Scientists unconnected to the mammal research called it important.
A rare ability
“It’s a big deal,” said Vincent M. Janik, a prominent marine
biologist at the University of St. Andrews in Scotland. In an email, he
said it revealed a rare ability among the planet’s creatures.
Carl Safina, president of the Blue Ocean Institute, a
conservation group in Cold Spring Harbor, N.Y., called the discovery a
potential window into what sea mammals may already do on some occasions
to protect their hearing.
“I’ve sometimes wondered why these high intensity sounds don’t
cause problems all the time,” he said in an interview. “Maybe it’s that,
once the animals hear something very loud, they can adjust their
hearing – dial it down and protect themselves.”
Scientists say the extraordinary hearing of sea mammals evolved
to compensate for poor visibility beneath the waves and to take
advantage of the unique qualities of seawater. Sound travels five times
faster than in air and undergoes far less diminishment.
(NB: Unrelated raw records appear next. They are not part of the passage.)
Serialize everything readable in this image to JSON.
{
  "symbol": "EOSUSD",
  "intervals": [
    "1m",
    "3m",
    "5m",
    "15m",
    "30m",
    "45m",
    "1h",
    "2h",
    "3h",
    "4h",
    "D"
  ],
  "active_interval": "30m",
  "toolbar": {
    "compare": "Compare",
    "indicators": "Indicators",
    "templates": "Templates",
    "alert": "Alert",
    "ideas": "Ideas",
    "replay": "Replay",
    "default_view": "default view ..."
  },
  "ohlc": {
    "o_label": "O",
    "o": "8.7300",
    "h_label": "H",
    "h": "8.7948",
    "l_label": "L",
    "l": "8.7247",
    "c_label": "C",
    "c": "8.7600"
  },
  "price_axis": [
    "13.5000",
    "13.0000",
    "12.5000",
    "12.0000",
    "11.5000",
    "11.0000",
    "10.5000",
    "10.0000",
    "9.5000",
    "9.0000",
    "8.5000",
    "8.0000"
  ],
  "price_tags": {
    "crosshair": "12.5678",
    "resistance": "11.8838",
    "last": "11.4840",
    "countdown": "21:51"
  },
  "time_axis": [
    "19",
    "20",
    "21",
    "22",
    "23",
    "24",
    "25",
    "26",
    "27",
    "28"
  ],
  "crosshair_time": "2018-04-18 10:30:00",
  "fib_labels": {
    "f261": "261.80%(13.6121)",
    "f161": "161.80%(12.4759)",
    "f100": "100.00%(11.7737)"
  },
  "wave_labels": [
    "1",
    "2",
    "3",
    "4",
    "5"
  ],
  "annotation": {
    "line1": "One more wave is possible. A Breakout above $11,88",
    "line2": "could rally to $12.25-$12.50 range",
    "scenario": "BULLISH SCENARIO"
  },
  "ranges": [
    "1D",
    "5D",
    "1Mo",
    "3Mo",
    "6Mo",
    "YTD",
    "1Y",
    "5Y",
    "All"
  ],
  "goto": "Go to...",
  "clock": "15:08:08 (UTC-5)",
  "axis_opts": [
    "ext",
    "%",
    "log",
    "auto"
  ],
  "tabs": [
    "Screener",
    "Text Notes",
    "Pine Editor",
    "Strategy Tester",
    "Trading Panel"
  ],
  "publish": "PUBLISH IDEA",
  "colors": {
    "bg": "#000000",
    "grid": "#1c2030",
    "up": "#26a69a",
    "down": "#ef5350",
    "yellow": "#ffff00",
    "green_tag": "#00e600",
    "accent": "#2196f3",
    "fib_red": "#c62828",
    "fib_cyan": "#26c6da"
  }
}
The heads of whales and dolphins are mazes of resonant chambers
and acoustic lenses that give the animals not only extraordinary hearing
but complex voices. The distinctive songs of humpback whales appear to
be sung exclusively by males seeking mates.
In recent decades, scientists have linked the human cacophony to
reductions in mammalian vocalization, which suggests declines in
foraging and breeding. And the problem is poised to get worse: In May,
the Navy disclosed draft environmental impact statements (Atlantic and
Pacific operations) that said planned expansions could raise the annual
hearing losses among sea mammals to more than 1 million.
Zak Smith, a lawyer with the Natural Resources Defense Council, recently called the new estimates “staggering.”
A question of science, Nachtigall said, is whether the levels of
protective deafening found in Kina can be increased. The team plans to
study the auditory response in such species as bottlenose dolphins and
beluga whales before trying it on wild populations.
The big political hurdle is financing, he said. Federal support
for the sea mammal research has declined in recent years, and industry
is only starting to show interest in the finding.
“I’m pulling in money where I can,” he remarked. Nachtigall said
the research was costly because sea mammals need high levels of care.
But he called it revealing and rewarding. “When it comes to
whales and sound,” Nachtigall said, “we’re just starting to understand.”